Not long afterward, Margaret and their daughter thwart his attempted suicide by cutting the rope from which he’s hanged himself in the basement. Later, when when Bill visits Barton’s home to tell him about his new job, Margaret puts him off at the door and hides the truth that lies within their house.
And so the charades go on, accompanied by another rainstorm. For Bill and Virginia, they begin anew at a hotel in Alton, Ill. where they dance around the terms of what, for a normal couple, would be an affair. But that’s too pedestrian.
Virginia forges ahead without blinking. “It is a rare man that could understand how a woman chooses work over love,” she asserts.
It cannot be an affair, Bill notes, because “I’m a happily married man.”
Positing that something was indeed different the other night, Bill suggests “perhaps there is an immeasurable psychological component that can bear directly on the body.”
That’s a whole separate line of inquiry, he adds.
And then they get a room, signing in as Dr. Francis Holden and wife.
Notes and Questions: What do you think of the new arrangements between Bill and Gini?
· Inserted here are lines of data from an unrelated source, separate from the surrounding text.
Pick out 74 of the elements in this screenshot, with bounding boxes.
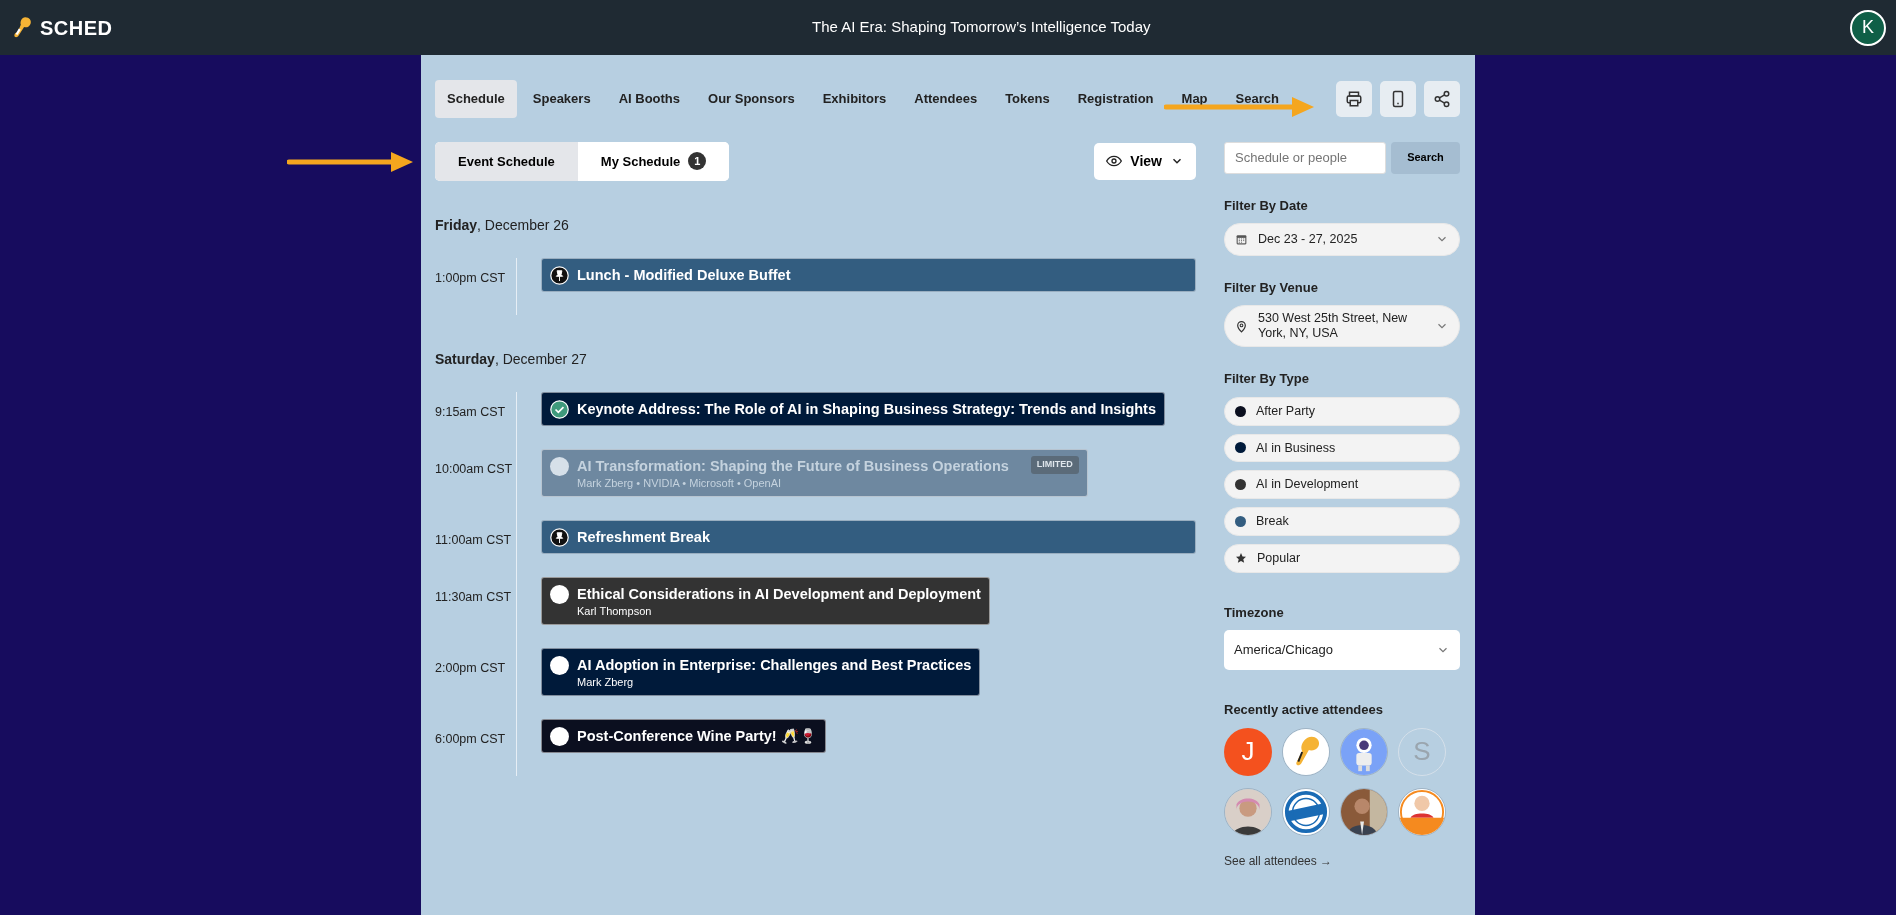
type-filter[interactable]: Popular: [1224, 543, 1460, 573]
session-time: 11:00am CST: [435, 532, 513, 549]
session-block[interactable]: Keynote Address: The Role of AI in Shaping Business Strategy: Trends and Insights: [541, 392, 1166, 426]
nav-tab[interactable]: Our Sponsors: [696, 80, 807, 118]
type-filter[interactable]: AI in Development: [1224, 470, 1460, 499]
nav-tab[interactable]: AI Booths: [606, 80, 692, 118]
break-block[interactable]: Refreshment Break: [541, 520, 1196, 554]
event-title: The AI Era: Shaping Tomorrow’s Intelligence Today: [812, 17, 1151, 38]
arrow-icon: [287, 151, 413, 173]
date-dropdown[interactable]: Dec 23 - 27, 2025: [1224, 223, 1460, 256]
session-speakers: Mark Zberg • NVIDIA • Microsoft • OpenAI: [577, 476, 783, 490]
session-title: Lunch - Modified Deluxe Buffet: [577, 266, 791, 285]
check-icon[interactable]: [550, 400, 569, 419]
section-label: Recently active attendees: [1224, 701, 1384, 719]
logo-text[interactable]: SCHED: [40, 12, 113, 43]
session-title: AI Transformation: Shaping the Future of Business Operations: [577, 457, 1009, 476]
day-heading: Saturday, December 27: [435, 350, 588, 369]
filter-label: Filter By Date: [1224, 196, 1309, 215]
session-time: 11:30am CST: [435, 589, 513, 606]
session-time: 1:00pm CST: [435, 270, 507, 287]
arrow-icon: [1164, 96, 1314, 118]
session-title: AI Adoption in Enterprise: Challenges and Best Practices: [577, 656, 972, 675]
nav-tab[interactable]: Exhibitors: [810, 80, 899, 118]
pushpin-icon[interactable]: [550, 528, 569, 547]
session-block[interactable]: AI Adoption in Enterprise: Challenges and Best Practices Mark Zberg: [541, 648, 981, 696]
search-button[interactable]: Search: [1391, 141, 1460, 174]
view-button[interactable]: View: [1094, 142, 1196, 180]
add-circle-icon[interactable]: [550, 656, 569, 675]
share-icon: [1433, 89, 1451, 108]
session-title: Keynote Address: The Role of AI in Shaping Business Strategy: Trends and Insights: [577, 400, 1157, 419]
session-title: Refreshment Break: [577, 528, 710, 547]
session-speakers: Karl Thompson: [577, 604, 653, 618]
add-circle-icon[interactable]: [550, 585, 569, 604]
session-time: 6:00pm CST: [435, 731, 507, 748]
share-button[interactable]: [1424, 80, 1460, 117]
session-block[interactable]: Ethical Considerations in AI Development and Deployment Karl Thompson: [541, 577, 990, 625]
nav-tab[interactable]: Tokens: [993, 80, 1062, 118]
count-badge: 1: [688, 152, 707, 171]
session-block[interactable]: Post-Conference Wine Party! 🥂🍷: [541, 719, 826, 753]
nav-tab[interactable]: Speakers: [520, 80, 603, 118]
session-time: 10:00am CST: [435, 461, 514, 478]
filter-label: Filter By Type: [1224, 370, 1310, 389]
nav-tab[interactable]: Registration: [1065, 80, 1166, 118]
calendar-icon: [1235, 232, 1248, 246]
limited-badge: LIMITED: [1030, 456, 1079, 474]
session-speakers: Mark Zberg: [577, 675, 635, 689]
filter-label: Filter By Venue: [1224, 278, 1319, 297]
nav-tab[interactable]: Search: [1223, 80, 1291, 118]
print-icon: [1345, 89, 1363, 108]
user-avatar[interactable]: K: [1850, 9, 1886, 46]
add-circle-icon[interactable]: [550, 727, 569, 746]
session-time: 9:15am CST: [435, 404, 507, 421]
pushpin-icon[interactable]: [550, 266, 569, 285]
star-icon: [1235, 552, 1247, 565]
see-all-link[interactable]: See all attendees →: [1224, 851, 1333, 870]
type-filter[interactable]: Break: [1224, 507, 1460, 536]
break-block[interactable]: Lunch - Modified Deluxe Buffet: [541, 258, 1196, 292]
location-pin-icon: [1235, 319, 1248, 333]
nav-tab[interactable]: Attendees: [902, 80, 990, 118]
print-button[interactable]: [1336, 80, 1372, 117]
schedule-tab[interactable]: Event Schedule: [435, 141, 578, 181]
session-title: Post-Conference Wine Party! 🥂🍷: [577, 727, 817, 746]
timezone-select[interactable]: America/Chicago: [1224, 630, 1460, 670]
filter-label: Timezone: [1224, 603, 1285, 622]
search-field[interactable]: Schedule or people: [1224, 141, 1386, 174]
nav-tab[interactable]: Schedule: [435, 80, 517, 118]
type-filter[interactable]: After Party: [1224, 396, 1460, 426]
session-time: 2:00pm CST: [435, 660, 507, 677]
phone-button[interactable]: [1380, 80, 1416, 117]
type-filter[interactable]: AI in Business: [1224, 433, 1460, 463]
venue-dropdown[interactable]: 530 West 25th Street, New York, NY, USA: [1224, 305, 1460, 348]
day-heading: Friday, December 26: [435, 216, 570, 235]
nav-tab[interactable]: Map: [1169, 80, 1220, 118]
session-title: Ethical Considerations in AI Development and Deployment: [577, 585, 981, 604]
Were you surprised or dismayed by Bill’s attitude toward the baby?
For background, the series is based on a book of the same title, by Thomas Maier, who wrote a new essay about the relationship between Masters & Johnson that accompanied photographs of the couple by Life magazine.
The author also questioned later work on gay conversion therapy by Masters and Johnson.
I’m in awe of the wardrobes, especially the women’s clothes, in this series. Showtime has posted an interview with the costume designer, Ane Crabtree.
Lizzy Caplan, Beau Bridges and Allison Janney all received Emmy nominations last week for their work in the series.
Correction: July 14, 2014
An earlier version of this recap misstated the surname of the costume designer. She is Ane Crabtree, not Campbell.